Rosat-Aufnahme eines Galaxienhaufens vom Mai 1995. Bild: MPE.
Rosat-Aufnahme eines Galaxienhaufens vom Mai 1995. Bild: MPE.

DLR-Raumfahrtmanagement in Bonn-OberkasselIn den letzten Tagen und Wochen vor dem Wiedereintritt wurde die Flugbahn des Satelliten an vielen Stellen sehr aufmerksam verfolgt. Im DLR hatten wir unser Koordinierungszentrum im Raumfahrtmanagement in Bonn-Oberkassel eingerichtet. In engem Kontakt insbesondere mit den Space Debris Offices von ESA/ESOC und NASA wurden dort alle Informationen und Daten analysiert und ausgewertet, die letzten Erdumrundungen gespannt verfolgt. Wie in den Tagen zuvor mussten viele Anfragen von Medien und und der Öffentlichkeit beantwortet werden. Dabei war die Balance zwischen Sorge und Beruhigung zu finden. In enger Kooperation mit den für Krisen zuständigen Stellen der Bundesrepublik Deutschland konnte man letztlich nur beobachten und abwarten. Der Einsatz der verschiedenen Akteure im DLR und bei unseren Partnern war mustergültig. Dafür gebührt allen mein ausdrücklicher Dank. Nachdem ROSAT am frühen Morgen des 23. Oktober 2011 über dem Indischen Ozean niederging, atmeten wir alle zusammen  auf.
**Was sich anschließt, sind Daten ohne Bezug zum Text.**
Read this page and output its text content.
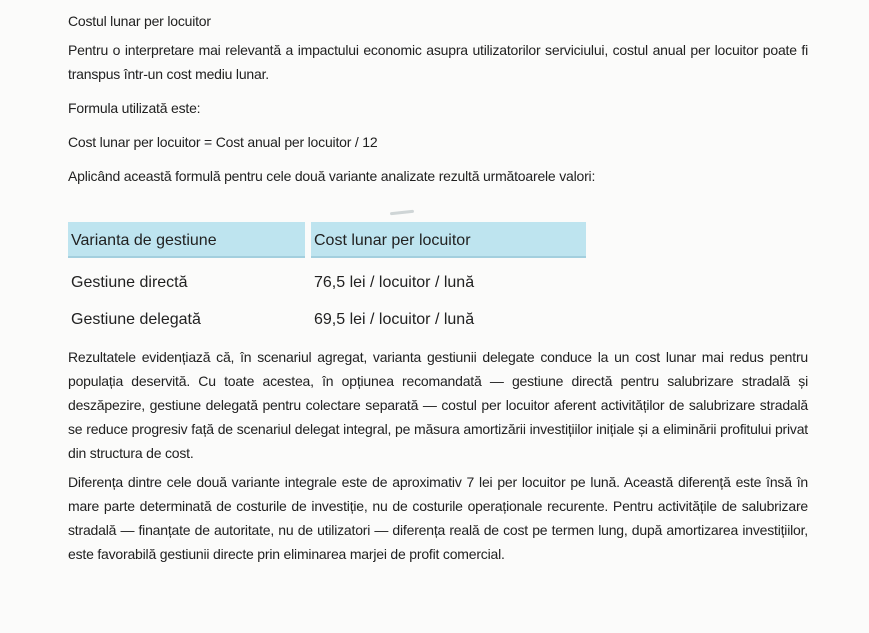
Costul lunar per locuitor

Pentru o interpretare mai relevantă a impactului economic asupra utilizatorilor serviciului, costul anual per locuitor poate fi transpus într-un cost mediu lunar.

Formula utilizată este:

Cost lunar per locuitor = Cost anual per locuitor / 12

Aplicând această formulă pentru cele două variante analizate rezultă următoarele valori:

Varianta de gestiune	Cost lunar per locuitor
Gestiune directă	76,5 lei / locuitor / lună
Gestiune delegată	69,5 lei / locuitor / lună

Rezultatele evidențiază că, în scenariul agregat, varianta gestiunii delegate conduce la un cost lunar mai redus pentru populația deservită. Cu toate acestea, în opțiunea recomandată — gestiune directă pentru salubrizare stradală și deszăpezire, gestiune delegată pentru colectare separată — costul per locuitor aferent activităților de salubrizare stradală se reduce progresiv față de scenariul delegat integral, pe măsura amortizării investițiilor inițiale și a eliminării profitului privat din structura de cost.

Diferența dintre cele două variante integrale este de aproximativ 7 lei per locuitor pe lună. Această diferență este însă în mare parte determinată de costurile de investiție, nu de costurile operaționale recurente. Pentru activitățile de salubrizare stradală — finanțate de autoritate, nu de utilizatori — diferența reală de cost pe termen lung, după amortizarea investițiilor, este favorabilă gestiunii directe prin eliminarea marjei de profit comercial.
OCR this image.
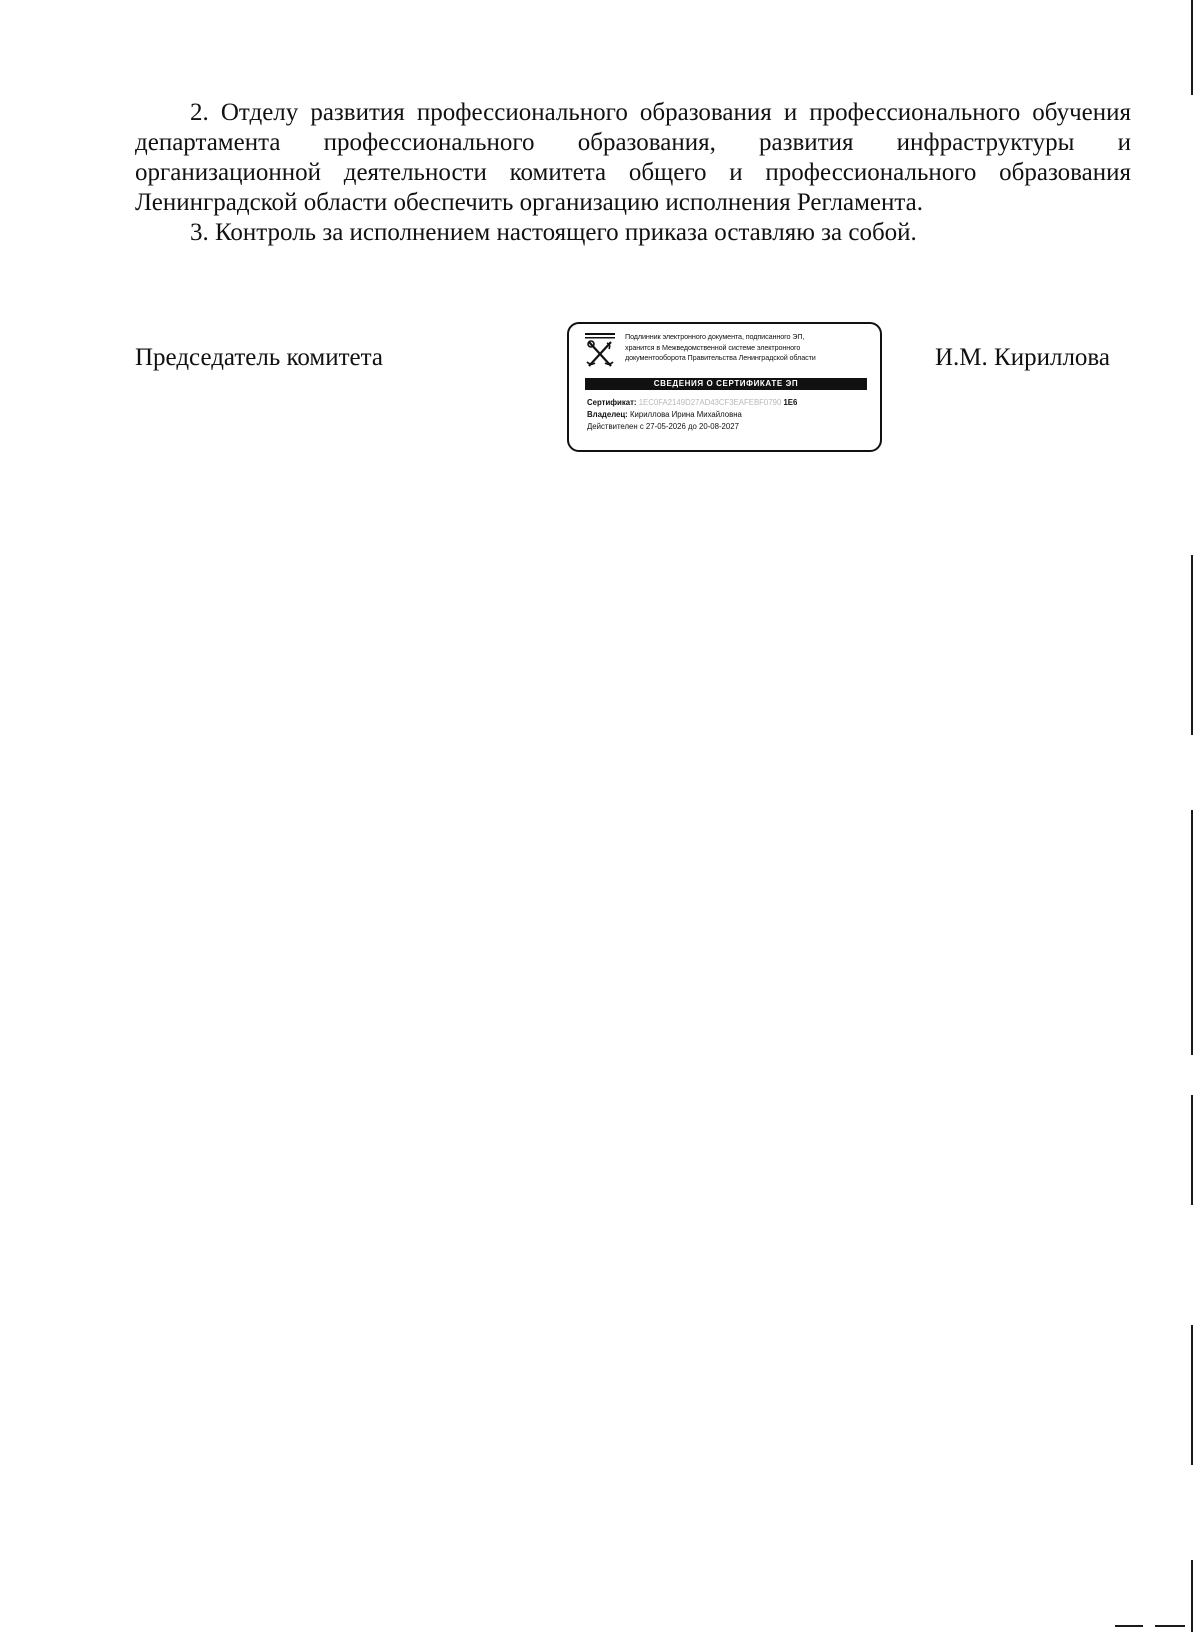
2. Отделу развития профессионального образования и профессионального обучения департамента профессионального образования, развития инфраструктуры и организационной деятельности комитета общего и профессионального образования Ленинградской области обеспечить организацию исполнения Регламента.

3. Контроль за исполнением настоящего приказа оставляю за собой.

Председатель комитета	И.М. Кириллова
Подлинник электронного документа, подписанного ЭП,
хранится в Межведомственной системе электронного
документооборота Правительства Ленинградской области
СВЕДЕНИЯ О СЕРТИФИКАТЕ ЭП
Сертификат: 1EC0FA2149D27AD43CF3EAFEBF0790 1E6
Владелец: Кириллова Ирина Михайловна
Действителен с 27-05-2026 до 20-08-2027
Ich selbst ziehe mehrere, allgemeine Lehren aus dem endgültigen Ende der ROSAT-Mission:

  1. Die Verantwortung für ein Projekt muss die gesamte Lebensdauer umfassen und möglichst alle Eventualitäten berücksichtigen.
  2. Die nationale und internationale Zusammenarbeit, egal ob persönlich oder institutionell, hat mittlerweile eine Qualität erreicht, die durch eine sehr verbindliche, positive Stimmung und gegenseitiges Vertrauen gekennzeichnet ist, das entsprechend genutzt werden muss.
  3. Die Kommunikation über Projekte sollte möglichst transparent, immer aber zuverlässig sowie umfassend und korrekt sein. Dabei müssen Erfolge und eventuelle Risiken gleichermaßen kommuniziert werden.

In einer meiner Präsentationen hatte ich ein Bild mit "From Space into your Face" betitelt. Es war nicht zynisch hinsichtlich der Gefahren des Wiedereintritts gemeint, es sollte vielmehr einen weiteren Aspekt von ROSAT illustrieren: Die für die Herstellung des ROSAT-Teleskops entwickelten Schleifverfahren haben den Erfolg der Gleitsichtbrillen ermöglicht. Damit ist ROSAT auch ein Beleg für den vielfach geforderten "Teflonpfanneneffekt", das heißt die Verwendung der Raumfahrt-Entwicklungen in ganz anderen Bereichen. Diese erwünschten "Nebenwirkungen" kann das DLR nicht allein voranbringen, vielmehr sollte es in institutioneller Kooperation mit entsprechenden Partnern eine entsprechende Systematik entwickeln: Auf der einen Seite die Forschung und Entwicklung in unseren Themenbereichen mit den begrenzten Mittel optimal gewährleisteten - und zum anderen den Transfer in andere Bereiche nicht nur absichern, sondern auch vorantreiben. 

Bilder:

Oben: Der Röntgensatellit ROSAT neun Tage vor seinem Wiedereintritt in die Erdatmosphäre am 14. Oktober 2011, zirka einen Kilometer westlich von Aachen an der deutsch-niederländischen Grenze. Gut erkennbar sind das ROSAT-Teleskop (Hauptkörper) sowie die Solarpanele. Quelle: R. Vandebergh / http://ralphvandebergh.startje.be/.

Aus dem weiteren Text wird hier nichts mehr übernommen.